Mitochondrial and Metabolic Dysfunction of Peripheral Immune Cells in Multiple Sclerosis: An In-Depth Review

Multiple sclerosis (MS) is a chronic autoimmune disorder marked by inflammation and demyelination of the central nervous system (CNS). The exact mechanisms behind MS are not entirely understood, but mitochondrial dysfunction within immune cells is increasingly recognized as a significant factor. This comprehensive review by Wang et al., published in the Journal of Neuroinflammation (2024), delves into the intricate connections between mitochondrial abnormalities and MS, highlighting potential therapeutic targets and future research directions.

MS Pathophysiology and Immune Cell Involvement
MS is characterized by the progressive neurodegeneration and immune-mediated destruction of myelin in the CNS. It manifests primarily in three clinical forms: relapsing-remitting (RRMS), secondary progressive (SPMS), and primary progressive (PPMS). The autoimmune response in MS involves various immune cells, including T cells, B cells, macrophages (Mφ), and dendritic cells (DCs), each exhibiting distinct metabolic and mitochondrial dysfunctions.

Role of Mitochondria in Immune Cells
Mitochondria are pivotal in cellular respiration, ATP production, and regulation of apoptosis. In MS, mitochondrial dysfunction contributes to immune dysregulation and neurodegeneration. Key findings in the review include:

T Cells: MS patients' T cells show altered mitochondrial structure, reduced oxidative phosphorylation (OXPHOS), and increased reactive oxygen species (ROS) production. Treatments like interferon-beta and teriflunomide can modulate these dysfunctions, potentially restoring normal metabolic activity.

B Cells: These cells are crucial in antigen presentation and antibody production. In MS, B cells exhibit increased mitochondrial damage and altered cholesterol metabolism. Therapeutic interventions targeting mitochondrial respiration and glycolysis, such as BTK inhibitors, show promise in reducing B cell activation.

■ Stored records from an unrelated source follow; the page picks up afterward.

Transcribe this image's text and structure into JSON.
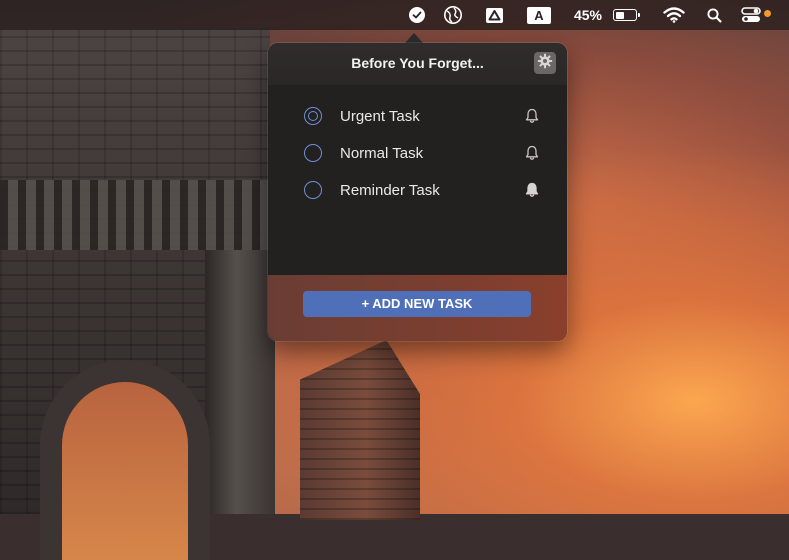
{
  "menubar": {
    "battery_percent": "45%",
    "battery_level": 0.45,
    "letter_indicator": "A",
    "notification_dot_color": "#f29a2e"
  },
  "popover": {
    "title": "Before You Forget...",
    "settings_icon": "gear-icon",
    "tasks": [
      {
        "label": "Urgent Task",
        "radio": "filled-ring",
        "bell": "outline"
      },
      {
        "label": "Normal Task",
        "radio": "empty",
        "bell": "outline"
      },
      {
        "label": "Reminder Task",
        "radio": "empty",
        "bell": "filled"
      }
    ],
    "add_button_label": "+ ADD NEW TASK",
    "accent_color": "#4f70b8",
    "radio_color": "#6f8fd4"
  }
}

Monocytes and Macrophages: Monocytes in MS patients display heightened glycolysis and ROS production. Treatments targeting these pathways, like 2-deoxy-glucose (2-DG) and DMF, can shift monocytes towards an anti-inflammatory phenotype, reducing disease severity.

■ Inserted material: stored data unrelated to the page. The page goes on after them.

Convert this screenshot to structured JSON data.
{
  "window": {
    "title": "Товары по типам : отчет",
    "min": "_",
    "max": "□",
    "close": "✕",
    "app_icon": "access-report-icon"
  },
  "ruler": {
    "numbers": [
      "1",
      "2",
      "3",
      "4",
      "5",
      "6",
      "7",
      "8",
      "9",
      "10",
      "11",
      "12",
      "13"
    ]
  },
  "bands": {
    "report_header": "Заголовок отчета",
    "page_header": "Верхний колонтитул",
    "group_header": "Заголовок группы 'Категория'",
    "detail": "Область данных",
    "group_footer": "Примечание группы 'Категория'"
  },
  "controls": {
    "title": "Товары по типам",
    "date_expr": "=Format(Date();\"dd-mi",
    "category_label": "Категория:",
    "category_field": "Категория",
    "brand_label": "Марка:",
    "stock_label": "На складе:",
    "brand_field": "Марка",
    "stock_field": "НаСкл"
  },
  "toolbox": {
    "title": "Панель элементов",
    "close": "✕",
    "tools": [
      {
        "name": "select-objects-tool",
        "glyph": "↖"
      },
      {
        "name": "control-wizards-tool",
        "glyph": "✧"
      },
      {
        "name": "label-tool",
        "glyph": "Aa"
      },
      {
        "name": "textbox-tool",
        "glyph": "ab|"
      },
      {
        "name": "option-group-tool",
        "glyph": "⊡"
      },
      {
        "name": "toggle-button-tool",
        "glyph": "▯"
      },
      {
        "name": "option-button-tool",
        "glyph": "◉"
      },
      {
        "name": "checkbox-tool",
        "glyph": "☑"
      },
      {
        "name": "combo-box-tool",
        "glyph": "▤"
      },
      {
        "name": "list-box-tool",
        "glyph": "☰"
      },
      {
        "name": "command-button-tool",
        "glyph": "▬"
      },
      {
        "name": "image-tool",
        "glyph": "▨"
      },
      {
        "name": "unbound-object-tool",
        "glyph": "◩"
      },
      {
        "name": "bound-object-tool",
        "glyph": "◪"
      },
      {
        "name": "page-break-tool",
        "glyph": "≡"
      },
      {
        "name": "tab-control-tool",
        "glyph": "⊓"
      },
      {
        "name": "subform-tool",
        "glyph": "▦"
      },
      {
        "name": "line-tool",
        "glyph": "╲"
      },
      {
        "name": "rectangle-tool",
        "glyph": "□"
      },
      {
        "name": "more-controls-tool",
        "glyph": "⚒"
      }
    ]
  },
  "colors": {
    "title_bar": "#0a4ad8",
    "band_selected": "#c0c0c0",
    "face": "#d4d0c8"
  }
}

Dendritic Cells: DCs are vital for T cell activation and differentiation. Mitochondrial dysfunction in DCs can exacerbate autoimmune responses. Therapies like DMF that modulate oxidative stress and mitochondrial activity show potential in regulating DC function.

Therapeutic Implications
The review emphasizes the importance of targeting mitochondrial dysfunction in MS therapy. Current disease-modifying therapies (DMTs) such as interferon-beta, DMF, and teriflunomide impact mitochondrial functions across various immune cells, contributing to their therapeutic effects. Future research should focus on developing precision medicines that specifically address mitochondrial metabolic cascades.

Conclusion
The intricate relationship between mitochondrial dysfunction and immune cell activity in MS offers valuable insights into the disease's pathogenesis and potential treatment strategies. By understanding and targeting these metabolic abnormalities, new therapeutic avenues can be explored, potentially improving outcomes for individuals with MS.

References
Wang, P. F., Jiang, F., Zeng, Q. M., Yin, W. F., Hu, Y. Z., Li, Q., & Hu, Z. L. (2024). Mitochondrial and metabolic dysfunction of peripheral immune cells in multiple sclerosis. Journal of neuroinflammation, 21(1), 28.